Mistaken Identity Posted May 11, 2007 Posted May 11, 2007 I'm confused and could use some insight. I'll try to summarize: My husband and I were married for eight years. Throughout that time, he drank, quit jobs, and left me several times for days without warning. I should add he had a schizophrenic episode before we were married, but seemed "normal" following medication and counseling. We attempted to relocate to Texas. He was hired to do a job he loved but quit it after less than a week. He dsiappeared for a few days after he quit. To make a long story short, he ended up living with his mother for a few months. He came back home, then left again after he quit yet another job. The last time he disappeared, I didn't bother to track him down. He ended up with his dad in a retirement town about an hour away. He called me about four months after he left to say it had taken him that long to find a job. He felt he didn't have anything to offer me or our daughter so he hadn't contacted us. He said the reason he left the last time was because he thought nobody wanted him here. The reason he left when I was pregnant years before was because I was too friendly with my oldest daughter's father (He weighed 400 pounds and is now deceased as a result. We were just friends!) He left while we were in Texas because he felt anxious. Anyway. he claimed he was messed up the whole time we were together, due to his medication--and that he was a changed man. I let him visit us every weekend for about the past month. You can probably guess what happened next. The last time he came for a visit, he had quit his job. He said he wanted to move down here to be closer to us. In the meantime, he was so desperate for money that he started pawning his belongings. Then he said he wanted his guns which he also abandoned when he left Texas. My mother has them locked away in a gun case and doesn't want him to have them. He threatened to call the police. I asked him not to do that because it would just add stress to my life. He didn't call them. Instead, --you guessed it--he disappeared again. Here's what I don't get: How can he act like the most loving guy in the world, saying things like, "There is no other woman for me," "You guys are my whole world," etc. and just leave all the time? BTW, he does drink to get drunk when he feels bad or stressed out. Please help me to get over him once and for all. This isn't good for our six-year-old.

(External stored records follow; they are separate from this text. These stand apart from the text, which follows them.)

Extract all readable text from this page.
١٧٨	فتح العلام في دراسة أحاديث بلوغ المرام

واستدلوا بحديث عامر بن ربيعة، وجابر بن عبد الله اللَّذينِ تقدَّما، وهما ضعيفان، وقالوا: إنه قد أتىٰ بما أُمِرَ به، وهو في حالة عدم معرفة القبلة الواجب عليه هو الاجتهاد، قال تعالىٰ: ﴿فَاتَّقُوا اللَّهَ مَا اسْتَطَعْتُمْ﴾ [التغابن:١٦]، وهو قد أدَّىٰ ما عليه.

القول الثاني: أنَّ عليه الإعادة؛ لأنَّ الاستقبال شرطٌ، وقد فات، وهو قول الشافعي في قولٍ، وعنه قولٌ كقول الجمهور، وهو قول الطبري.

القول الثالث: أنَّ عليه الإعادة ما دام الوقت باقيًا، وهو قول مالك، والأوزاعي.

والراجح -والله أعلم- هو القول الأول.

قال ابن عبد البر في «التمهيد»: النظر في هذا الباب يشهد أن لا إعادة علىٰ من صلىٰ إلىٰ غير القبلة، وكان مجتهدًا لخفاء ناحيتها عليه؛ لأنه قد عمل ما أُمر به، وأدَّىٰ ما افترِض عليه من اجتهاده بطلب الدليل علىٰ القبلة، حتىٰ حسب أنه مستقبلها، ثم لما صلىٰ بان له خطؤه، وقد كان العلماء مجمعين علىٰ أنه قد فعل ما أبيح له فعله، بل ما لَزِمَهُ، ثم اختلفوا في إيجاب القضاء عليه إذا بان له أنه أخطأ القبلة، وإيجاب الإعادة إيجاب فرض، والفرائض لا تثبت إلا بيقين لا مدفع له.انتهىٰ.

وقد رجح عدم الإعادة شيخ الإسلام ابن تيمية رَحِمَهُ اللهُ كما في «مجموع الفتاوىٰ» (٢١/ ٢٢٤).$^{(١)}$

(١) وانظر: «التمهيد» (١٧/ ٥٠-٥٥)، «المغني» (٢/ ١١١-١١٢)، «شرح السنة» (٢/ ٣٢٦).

amaysngrace Posted May 11, 2007 Posted May 11, 2007 He's irresponsible. And you're being irresponsible to your daughter if you allow him to keep drifting in and out of her life anymore. Your daughter deserves one responsible parent at least, no? He uses his mental condition as a convenient excuse to act irresponsibly. He'd get no sympathy from me if he was my child's father. Respect either for that matter.
Trialbyfire Posted May 11, 2007 Posted May 11, 2007 Throughout that time, he drank, quit jobs, and left me several times for days without warning. I should add he had a schizophrenic episode before we were married, but seemed "normal" following medication and counseling. Alcohol, medication and mental disorders do not mix. Schizophrenic symptoms can be masked with medication but the mental disorder doesn't go away. A schizophrenics actions cannot be viewed in the same way as the actions of someone who is sane. You cannot try to make logic from someone who is probably delusional. Btw, my aunt by marriage has schizophrenia so it's where I get my exposure from.